John Schuhmann: The Pacers are going to be a fascinating team to watch. Jeff Teague is one of two unrestricted free agents, C.J. Miles has a player option that he’ll certainly decline, and five guys are on non or partially-guaranteed contracts. Most importantly, they may have no choice but to trade Paul George if he doesn’t qualify for the designated veteran exception and indicates that he won’t be staying long-term. In the West, it has to be the Clippers. Three of their four best players are among their six free agents (assuming Chris Paul and Blake Griffin exercise the early termination options in their contracts) and two other key rotation guys — Luc Mbah a Moute and Marreese Speights — have player options they’ll surely decline. Assuming they don’t get past the Jazz in the first round or the Warriors in the conference semifinals, it will be time for the Clips to shake things up.
Sekou Smith: This is tough, mostly because we never know which teams will decide to hit the reset button between the end of the regular season and the start of free agency. But in the spirit of the question and the way it was intended, I’m going with the LA Clippers in the Western Conference due to all of the free agent uncertainty they’ll have to deal with this summer. Blake Griffin, Chris Paul, J.J. Redick … they’re all on that list. In the Eastern Conference, the New York Knicks appear to be a prime candidate for extreme franchise makeover. Someone needs to free Carmelo Anthony from that prison and it’s time for Derrick Rose (injury and all) to move on as well. Toss in the uncertainty surrounding Phil Jackson and I think the basketball world agrees that it’s time for a reset in the big city.
Ian Thomsen: Stan Van Gundy is not going to sit on his hands this summer in Detroit. The Pistons are going to make major trades because he put together the roster, it’s his job to make it right, and he isn’t the surrendering type. In the West, pay attention to the lottery: If the Lakers win it, they’ll pick Markelle Fultz and launch a new era around their franchise point guard — which starts with trading D’Angelo Russell.
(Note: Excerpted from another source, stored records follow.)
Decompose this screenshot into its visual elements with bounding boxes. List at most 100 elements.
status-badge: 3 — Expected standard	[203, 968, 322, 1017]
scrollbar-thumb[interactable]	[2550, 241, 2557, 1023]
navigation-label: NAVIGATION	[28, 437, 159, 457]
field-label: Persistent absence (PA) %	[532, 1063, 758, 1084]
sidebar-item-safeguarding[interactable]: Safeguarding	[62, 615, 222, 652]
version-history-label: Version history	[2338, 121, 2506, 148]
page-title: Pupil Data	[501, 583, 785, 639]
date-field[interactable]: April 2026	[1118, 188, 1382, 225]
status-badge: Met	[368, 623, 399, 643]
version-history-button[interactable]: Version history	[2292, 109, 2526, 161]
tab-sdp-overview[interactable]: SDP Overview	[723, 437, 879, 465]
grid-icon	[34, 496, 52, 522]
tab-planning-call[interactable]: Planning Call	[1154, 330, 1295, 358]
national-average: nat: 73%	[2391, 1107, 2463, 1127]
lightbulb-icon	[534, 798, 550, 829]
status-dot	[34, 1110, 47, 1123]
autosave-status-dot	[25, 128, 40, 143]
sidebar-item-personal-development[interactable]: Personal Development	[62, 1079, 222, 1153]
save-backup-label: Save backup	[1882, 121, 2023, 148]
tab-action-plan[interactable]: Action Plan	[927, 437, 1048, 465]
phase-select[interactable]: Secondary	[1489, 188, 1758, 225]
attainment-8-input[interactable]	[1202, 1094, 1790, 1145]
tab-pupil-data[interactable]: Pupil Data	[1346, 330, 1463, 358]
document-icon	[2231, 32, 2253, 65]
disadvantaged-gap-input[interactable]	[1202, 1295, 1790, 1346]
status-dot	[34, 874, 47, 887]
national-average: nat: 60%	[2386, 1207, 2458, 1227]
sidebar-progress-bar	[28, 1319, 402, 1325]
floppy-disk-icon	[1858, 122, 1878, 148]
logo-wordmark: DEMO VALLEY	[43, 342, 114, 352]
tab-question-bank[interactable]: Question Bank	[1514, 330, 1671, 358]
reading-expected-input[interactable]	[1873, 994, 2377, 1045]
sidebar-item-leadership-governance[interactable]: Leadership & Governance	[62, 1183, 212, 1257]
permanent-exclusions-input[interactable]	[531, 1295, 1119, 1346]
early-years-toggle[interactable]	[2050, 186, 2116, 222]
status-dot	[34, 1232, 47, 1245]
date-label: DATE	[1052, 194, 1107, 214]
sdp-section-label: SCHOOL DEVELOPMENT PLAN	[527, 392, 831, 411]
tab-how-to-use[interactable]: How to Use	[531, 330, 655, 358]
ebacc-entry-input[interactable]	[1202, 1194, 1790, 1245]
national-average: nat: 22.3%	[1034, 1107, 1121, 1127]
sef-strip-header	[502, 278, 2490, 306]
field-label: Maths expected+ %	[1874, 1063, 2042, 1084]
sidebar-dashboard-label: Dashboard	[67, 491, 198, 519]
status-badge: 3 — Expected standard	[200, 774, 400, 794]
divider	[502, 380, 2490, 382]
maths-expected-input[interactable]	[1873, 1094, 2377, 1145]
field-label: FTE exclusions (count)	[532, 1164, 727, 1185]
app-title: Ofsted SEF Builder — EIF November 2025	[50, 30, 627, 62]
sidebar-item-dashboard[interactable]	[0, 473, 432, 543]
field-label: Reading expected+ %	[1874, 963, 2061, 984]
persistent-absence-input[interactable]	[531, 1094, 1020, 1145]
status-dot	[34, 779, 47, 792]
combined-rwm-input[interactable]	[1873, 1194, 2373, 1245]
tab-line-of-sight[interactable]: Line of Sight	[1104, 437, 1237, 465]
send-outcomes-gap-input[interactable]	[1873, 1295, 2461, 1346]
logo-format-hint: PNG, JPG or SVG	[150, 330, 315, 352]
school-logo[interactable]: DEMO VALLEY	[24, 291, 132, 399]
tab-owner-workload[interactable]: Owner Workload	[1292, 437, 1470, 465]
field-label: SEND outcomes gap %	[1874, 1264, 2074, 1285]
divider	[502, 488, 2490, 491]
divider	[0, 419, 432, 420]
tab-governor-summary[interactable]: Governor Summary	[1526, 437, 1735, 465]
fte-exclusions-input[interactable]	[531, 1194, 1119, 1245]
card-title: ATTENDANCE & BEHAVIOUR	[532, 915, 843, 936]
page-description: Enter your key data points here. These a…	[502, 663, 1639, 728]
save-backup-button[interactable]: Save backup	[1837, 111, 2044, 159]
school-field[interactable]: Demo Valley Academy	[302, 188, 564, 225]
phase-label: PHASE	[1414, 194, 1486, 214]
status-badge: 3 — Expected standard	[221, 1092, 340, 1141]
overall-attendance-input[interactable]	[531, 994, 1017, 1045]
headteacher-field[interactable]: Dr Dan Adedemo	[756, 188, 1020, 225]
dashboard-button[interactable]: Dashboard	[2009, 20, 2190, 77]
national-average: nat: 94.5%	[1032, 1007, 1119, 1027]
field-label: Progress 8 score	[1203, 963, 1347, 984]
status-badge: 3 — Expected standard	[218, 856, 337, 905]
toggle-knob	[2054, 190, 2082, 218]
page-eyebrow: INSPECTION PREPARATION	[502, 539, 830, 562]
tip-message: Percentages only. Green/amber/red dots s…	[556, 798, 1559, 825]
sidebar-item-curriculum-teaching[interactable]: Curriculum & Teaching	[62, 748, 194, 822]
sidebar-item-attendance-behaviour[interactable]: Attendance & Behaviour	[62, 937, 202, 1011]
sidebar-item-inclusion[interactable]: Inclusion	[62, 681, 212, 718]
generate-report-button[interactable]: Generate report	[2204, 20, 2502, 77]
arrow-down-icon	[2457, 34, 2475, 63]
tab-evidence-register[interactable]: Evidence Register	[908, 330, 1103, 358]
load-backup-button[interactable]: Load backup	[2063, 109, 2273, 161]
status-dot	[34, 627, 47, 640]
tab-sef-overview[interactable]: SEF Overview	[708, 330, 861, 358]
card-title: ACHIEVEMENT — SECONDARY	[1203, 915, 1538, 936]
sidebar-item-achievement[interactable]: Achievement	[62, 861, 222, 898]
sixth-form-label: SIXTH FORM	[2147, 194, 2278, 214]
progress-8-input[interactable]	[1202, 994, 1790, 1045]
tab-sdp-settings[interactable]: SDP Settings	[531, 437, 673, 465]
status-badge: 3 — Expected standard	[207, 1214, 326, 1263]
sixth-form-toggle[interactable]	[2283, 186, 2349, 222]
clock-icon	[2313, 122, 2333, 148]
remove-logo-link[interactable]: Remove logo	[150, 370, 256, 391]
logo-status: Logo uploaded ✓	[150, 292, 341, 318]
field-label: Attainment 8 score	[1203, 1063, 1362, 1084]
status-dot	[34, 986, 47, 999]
Lang Whitaker: I think Memphis will look pretty different next season. Zach Randolph, Tony Allen and Vince Carter can all hit free agency this summer, and the Grizz are reaching a point where they might be ready to shake up their core and try something different. Atlanta comes to mind in the East. Paul Millsap can hit the open market and command a lot of money, and the Hawks are going to have to decide how they want to build this team going forward.